Dans une enquête publiée ce mardi 12 juillet 2016, Greenpeace Afrique accuse le Gouvernement congolais d’avoir violé le moratoire qu’il a lui-même mis en place en 2002 sur l’attribution de nouveaux titres d’exploitation forestière. L’ONG illustre ses accusations par trois cas :
« Une enquête de Greenpeace Afrique révèle que le gouvernement congolais a accordé en 2015 trois concessions d’une surface totale de 650.000 ha à la Société la Millénaire Forestière SARL (SOMIFOR) dans les provinces de l’Equateur et de la Tshuapa, ainsi qu’à la société la Forestière pour le Développement du Congo SARL (FODECO) dans la province de la Tshopo, violant ainsi le moratoire qu’il a lui-même mis en place en 2002 sur l’attribution de nouveaux titres d’exploitation forestière. », dit le communiqué de l’ONG.
Greenpeace estime que les pré-conditions pour lever ce moratoire sont bien loin d’avoir été atteintes, et qu’une telle mesure donnerait lieu à une situation encore plus chaotique dans le secteur forestier.
« Nous exigeons du gouvernement congolais de non seulement annuler immédiatement les contrats des concessions de SOMIFOR et celle de FODECO présentés par Greenpeace, mais aussi de déterminer s’il y a eu d’autres violations du moratoire et de s’assurer que les officiels impliqués dans ces illégalités soient punis », a déclaré Irène Wabiwa Betoko, Responsable de la campagne Forêt à Greenpeace Afrique.
Dans une lettre datée du 9 juin dernier, Greenpeace a demandé des clarifications sur ces violations flagrantes du moratoire au Ministre de l’Environnement, mais n’a pas reçu de réponse à ce jour. Ce dossier sera également transmis au Procureur Général de la République de la RDC afin qu’il puisse enquêter sur ces affaires.
L’ONG pointe du doigt Bienvenu Liyota Ndjoli, ancien Ministre de l’Environnement.

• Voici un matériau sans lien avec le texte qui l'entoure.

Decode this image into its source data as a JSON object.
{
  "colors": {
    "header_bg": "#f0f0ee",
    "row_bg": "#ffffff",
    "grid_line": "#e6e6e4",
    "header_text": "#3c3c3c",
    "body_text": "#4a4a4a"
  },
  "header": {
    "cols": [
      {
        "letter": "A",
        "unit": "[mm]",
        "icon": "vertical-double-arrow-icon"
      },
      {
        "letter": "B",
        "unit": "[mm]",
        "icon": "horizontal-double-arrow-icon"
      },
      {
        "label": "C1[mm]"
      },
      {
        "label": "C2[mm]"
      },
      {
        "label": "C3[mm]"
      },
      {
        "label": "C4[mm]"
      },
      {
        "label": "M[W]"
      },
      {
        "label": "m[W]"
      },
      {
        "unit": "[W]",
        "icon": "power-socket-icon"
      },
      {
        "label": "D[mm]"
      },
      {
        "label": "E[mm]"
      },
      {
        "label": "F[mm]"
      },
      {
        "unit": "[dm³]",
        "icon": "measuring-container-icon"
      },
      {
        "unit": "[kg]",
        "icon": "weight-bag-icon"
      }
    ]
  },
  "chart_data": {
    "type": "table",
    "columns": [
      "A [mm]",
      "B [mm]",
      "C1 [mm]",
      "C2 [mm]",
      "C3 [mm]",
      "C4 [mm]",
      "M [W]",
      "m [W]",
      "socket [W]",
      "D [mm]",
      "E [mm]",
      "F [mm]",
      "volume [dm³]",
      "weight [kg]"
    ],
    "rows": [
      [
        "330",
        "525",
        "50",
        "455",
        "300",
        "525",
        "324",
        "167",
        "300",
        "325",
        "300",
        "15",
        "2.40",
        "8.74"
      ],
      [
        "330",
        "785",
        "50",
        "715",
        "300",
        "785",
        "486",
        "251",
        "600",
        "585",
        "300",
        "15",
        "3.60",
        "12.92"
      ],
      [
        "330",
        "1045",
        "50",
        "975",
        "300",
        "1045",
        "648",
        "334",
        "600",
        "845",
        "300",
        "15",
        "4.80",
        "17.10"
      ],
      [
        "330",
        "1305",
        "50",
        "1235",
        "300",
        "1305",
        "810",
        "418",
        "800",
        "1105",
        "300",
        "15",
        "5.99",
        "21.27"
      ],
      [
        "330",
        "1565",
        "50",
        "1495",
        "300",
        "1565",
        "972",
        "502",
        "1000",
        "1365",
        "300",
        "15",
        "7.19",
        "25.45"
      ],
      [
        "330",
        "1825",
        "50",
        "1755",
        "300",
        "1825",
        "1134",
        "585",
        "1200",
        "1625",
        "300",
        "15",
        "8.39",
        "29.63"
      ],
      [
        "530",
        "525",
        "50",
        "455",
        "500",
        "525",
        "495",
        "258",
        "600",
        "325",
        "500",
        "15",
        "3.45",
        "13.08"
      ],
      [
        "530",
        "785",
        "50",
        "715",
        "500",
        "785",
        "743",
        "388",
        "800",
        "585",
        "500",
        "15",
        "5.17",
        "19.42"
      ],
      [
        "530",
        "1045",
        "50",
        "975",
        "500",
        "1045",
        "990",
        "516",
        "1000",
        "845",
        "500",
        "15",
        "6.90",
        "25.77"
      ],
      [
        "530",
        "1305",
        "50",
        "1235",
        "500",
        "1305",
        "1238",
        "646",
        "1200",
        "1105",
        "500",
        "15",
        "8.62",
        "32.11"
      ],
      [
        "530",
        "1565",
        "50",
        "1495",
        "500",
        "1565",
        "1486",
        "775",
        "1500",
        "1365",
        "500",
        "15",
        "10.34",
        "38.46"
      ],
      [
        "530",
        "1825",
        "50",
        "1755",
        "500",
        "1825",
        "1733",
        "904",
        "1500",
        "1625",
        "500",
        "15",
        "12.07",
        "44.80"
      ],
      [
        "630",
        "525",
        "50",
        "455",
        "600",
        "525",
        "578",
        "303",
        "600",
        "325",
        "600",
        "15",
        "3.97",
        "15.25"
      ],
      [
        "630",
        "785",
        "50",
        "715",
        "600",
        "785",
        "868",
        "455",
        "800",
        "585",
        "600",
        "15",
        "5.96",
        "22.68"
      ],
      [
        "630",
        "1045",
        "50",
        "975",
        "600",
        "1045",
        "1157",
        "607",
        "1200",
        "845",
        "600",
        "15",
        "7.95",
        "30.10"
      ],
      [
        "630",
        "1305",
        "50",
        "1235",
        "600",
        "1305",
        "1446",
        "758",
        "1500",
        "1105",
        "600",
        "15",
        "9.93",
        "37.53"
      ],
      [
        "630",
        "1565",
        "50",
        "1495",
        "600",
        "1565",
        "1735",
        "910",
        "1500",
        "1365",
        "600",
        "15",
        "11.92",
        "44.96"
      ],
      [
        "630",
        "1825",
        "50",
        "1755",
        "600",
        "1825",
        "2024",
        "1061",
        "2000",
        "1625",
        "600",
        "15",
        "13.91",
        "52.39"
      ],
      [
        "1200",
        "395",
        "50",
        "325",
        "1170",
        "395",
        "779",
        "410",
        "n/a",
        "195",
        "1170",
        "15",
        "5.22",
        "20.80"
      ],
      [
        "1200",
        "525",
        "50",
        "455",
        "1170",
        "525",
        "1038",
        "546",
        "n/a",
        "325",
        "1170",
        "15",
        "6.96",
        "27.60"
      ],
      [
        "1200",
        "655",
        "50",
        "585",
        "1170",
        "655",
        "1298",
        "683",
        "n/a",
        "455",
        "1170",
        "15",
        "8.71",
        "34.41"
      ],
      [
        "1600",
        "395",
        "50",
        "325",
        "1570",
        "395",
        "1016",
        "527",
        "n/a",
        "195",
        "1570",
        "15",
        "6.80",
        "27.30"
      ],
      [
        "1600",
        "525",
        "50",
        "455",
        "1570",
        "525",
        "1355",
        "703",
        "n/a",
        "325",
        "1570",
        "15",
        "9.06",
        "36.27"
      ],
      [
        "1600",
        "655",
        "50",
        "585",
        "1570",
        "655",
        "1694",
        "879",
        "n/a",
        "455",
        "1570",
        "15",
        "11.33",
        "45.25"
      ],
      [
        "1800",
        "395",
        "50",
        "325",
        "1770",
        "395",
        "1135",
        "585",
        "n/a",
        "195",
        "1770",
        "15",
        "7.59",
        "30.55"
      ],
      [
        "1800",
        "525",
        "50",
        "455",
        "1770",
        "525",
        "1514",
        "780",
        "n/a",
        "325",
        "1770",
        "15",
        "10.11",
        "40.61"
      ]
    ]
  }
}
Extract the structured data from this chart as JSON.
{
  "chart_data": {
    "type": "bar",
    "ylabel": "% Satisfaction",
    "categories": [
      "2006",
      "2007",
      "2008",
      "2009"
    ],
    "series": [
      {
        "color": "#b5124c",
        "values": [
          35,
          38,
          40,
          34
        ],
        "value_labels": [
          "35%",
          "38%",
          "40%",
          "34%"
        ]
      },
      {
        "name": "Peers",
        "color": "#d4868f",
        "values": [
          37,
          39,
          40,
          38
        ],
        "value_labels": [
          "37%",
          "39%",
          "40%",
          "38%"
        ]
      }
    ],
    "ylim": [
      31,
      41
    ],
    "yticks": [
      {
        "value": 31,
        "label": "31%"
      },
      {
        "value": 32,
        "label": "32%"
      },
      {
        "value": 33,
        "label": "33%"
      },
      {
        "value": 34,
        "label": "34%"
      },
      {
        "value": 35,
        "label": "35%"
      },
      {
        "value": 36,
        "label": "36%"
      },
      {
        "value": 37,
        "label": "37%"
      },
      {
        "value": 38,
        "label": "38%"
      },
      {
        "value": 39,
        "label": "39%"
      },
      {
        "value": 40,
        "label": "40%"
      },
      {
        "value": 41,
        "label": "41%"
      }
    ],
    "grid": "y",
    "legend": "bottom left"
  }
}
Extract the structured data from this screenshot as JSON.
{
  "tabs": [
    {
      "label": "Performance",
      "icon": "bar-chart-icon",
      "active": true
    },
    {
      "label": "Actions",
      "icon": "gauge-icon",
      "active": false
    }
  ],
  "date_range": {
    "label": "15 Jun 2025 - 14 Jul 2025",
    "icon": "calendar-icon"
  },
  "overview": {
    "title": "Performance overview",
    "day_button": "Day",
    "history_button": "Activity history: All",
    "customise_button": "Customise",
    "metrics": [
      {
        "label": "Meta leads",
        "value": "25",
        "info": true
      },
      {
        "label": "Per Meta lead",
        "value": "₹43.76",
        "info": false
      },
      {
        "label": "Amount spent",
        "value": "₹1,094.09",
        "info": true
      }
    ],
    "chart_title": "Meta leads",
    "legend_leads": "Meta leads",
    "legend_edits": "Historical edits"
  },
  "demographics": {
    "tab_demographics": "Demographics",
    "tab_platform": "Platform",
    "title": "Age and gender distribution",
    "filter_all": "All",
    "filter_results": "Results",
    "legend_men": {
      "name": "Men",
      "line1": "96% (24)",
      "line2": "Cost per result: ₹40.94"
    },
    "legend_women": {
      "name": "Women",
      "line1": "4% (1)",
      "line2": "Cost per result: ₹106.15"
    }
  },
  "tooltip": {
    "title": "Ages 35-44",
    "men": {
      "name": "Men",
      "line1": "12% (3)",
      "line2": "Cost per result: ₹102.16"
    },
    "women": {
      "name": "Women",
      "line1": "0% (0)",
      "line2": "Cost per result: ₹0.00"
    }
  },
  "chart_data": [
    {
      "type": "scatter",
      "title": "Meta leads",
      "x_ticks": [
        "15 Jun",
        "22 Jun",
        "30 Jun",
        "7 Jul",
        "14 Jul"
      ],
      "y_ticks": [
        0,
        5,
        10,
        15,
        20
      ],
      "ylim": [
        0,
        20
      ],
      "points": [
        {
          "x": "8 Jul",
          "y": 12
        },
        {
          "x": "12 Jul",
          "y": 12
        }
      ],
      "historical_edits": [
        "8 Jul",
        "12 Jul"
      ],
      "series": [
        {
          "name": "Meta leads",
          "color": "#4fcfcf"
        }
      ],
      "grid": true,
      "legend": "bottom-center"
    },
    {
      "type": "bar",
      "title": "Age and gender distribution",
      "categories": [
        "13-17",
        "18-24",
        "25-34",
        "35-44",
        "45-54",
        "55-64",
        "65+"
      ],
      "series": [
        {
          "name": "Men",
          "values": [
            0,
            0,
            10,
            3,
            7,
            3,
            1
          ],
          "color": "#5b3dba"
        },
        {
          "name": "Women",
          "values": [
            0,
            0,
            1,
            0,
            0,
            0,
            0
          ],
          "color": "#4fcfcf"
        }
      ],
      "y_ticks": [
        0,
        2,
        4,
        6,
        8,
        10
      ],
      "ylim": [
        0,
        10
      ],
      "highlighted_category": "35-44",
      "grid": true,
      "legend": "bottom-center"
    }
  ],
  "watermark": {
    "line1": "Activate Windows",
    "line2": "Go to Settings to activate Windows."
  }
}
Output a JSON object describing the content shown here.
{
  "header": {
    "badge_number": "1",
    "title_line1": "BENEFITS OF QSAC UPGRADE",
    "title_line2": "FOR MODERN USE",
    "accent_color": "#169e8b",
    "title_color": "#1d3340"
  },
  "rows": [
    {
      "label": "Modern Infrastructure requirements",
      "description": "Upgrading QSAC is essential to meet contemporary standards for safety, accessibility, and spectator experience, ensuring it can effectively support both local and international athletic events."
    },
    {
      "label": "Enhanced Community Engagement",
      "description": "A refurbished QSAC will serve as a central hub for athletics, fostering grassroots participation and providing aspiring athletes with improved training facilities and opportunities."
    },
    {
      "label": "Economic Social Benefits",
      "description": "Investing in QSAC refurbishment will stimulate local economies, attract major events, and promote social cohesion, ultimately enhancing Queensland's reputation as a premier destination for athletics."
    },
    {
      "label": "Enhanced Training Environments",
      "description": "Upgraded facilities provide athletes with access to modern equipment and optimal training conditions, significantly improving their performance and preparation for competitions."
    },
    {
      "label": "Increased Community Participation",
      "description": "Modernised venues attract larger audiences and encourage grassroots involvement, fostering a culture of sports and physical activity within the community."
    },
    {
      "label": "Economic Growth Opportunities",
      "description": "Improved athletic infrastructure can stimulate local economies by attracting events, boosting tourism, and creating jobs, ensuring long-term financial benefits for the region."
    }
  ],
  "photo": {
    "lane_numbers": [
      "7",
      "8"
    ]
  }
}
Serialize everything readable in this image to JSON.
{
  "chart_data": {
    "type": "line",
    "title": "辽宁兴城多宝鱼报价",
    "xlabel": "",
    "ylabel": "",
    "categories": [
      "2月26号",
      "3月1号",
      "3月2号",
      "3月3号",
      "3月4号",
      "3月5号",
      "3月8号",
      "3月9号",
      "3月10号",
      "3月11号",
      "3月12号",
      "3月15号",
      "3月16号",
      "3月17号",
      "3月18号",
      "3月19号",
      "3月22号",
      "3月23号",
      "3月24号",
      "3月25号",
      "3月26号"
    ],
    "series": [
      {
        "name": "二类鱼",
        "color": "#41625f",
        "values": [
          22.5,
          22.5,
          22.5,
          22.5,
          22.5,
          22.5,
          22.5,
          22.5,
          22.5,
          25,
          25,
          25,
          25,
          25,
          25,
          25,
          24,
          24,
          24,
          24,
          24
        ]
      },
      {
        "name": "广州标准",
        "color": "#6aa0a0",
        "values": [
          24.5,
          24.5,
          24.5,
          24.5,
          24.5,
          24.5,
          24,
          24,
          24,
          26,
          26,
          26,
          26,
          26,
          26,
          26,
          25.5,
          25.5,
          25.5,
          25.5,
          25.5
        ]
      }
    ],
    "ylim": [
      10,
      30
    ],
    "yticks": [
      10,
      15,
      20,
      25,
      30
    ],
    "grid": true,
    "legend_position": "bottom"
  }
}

« Le 30 janvier 2016, Robert Bopolo Mbongeza, le Ministre de l’Environnement, Conservation de la Nature et Développement durable (MECNND), a déclaré que “les démarches sont en cours” pour obtenir du gouvernement la levée du moratoire. Au moment de cette annonce, le Ministre ne pouvait pas ignorer que son prédécesseur avait illégalement attribué ces trois nouvelles concessions forestières. Les chercheurs de Greenpeace se sont procuré ces contrats signés en 2015 par le Ministre de l’Environnement et du Développement durable de l’époque, Bienvenu Liyota Ndjoli. Dans le rapport publié aujourd’hui, Greenpeace présente les preuves qu’avec ces attributions faites dans le secret, le gouvernement congolais contourne le moratoire avec l’intention de le lever avant que les conditions préalables ne soient remplies, menaçant ainsi la deuxième plus grande forêt tropicale au monde. »
Contexte :
D’une superficie de 155 millions d’hectares, la forêt de la RDC représente environ un dixième de ce qu’il reste de la forêt tropicale dans le monde. Elle abrite des éléphants de forêts, des gorilles, des bonobos, des okapis, des centaines d’espèces d’oiseaux et des milliers de plantes. Le moratoire a été décrété en 2002, juste après la fin de la guerre, pour empêcher le pillage de ces immenses forêts et protéger ainsi leur biodiversité. Avec l’appui de la Banque Mondiale, la RDC était supposée transformer son secteur forestier en une industrie durable qui devait générer des milliards de dollars de revenus et des milliers d’emplois, tout en protégeant la forêt. Pourtant, au lieu de mettre en place les mesures auxquelles il s’était engagé, le gouvernement congolais a violé à de nombreuses reprises le moratoire en accordant de nombreux titres illégaux, alimentant la corruption et créant d’énormes dommages économiques et sociaux.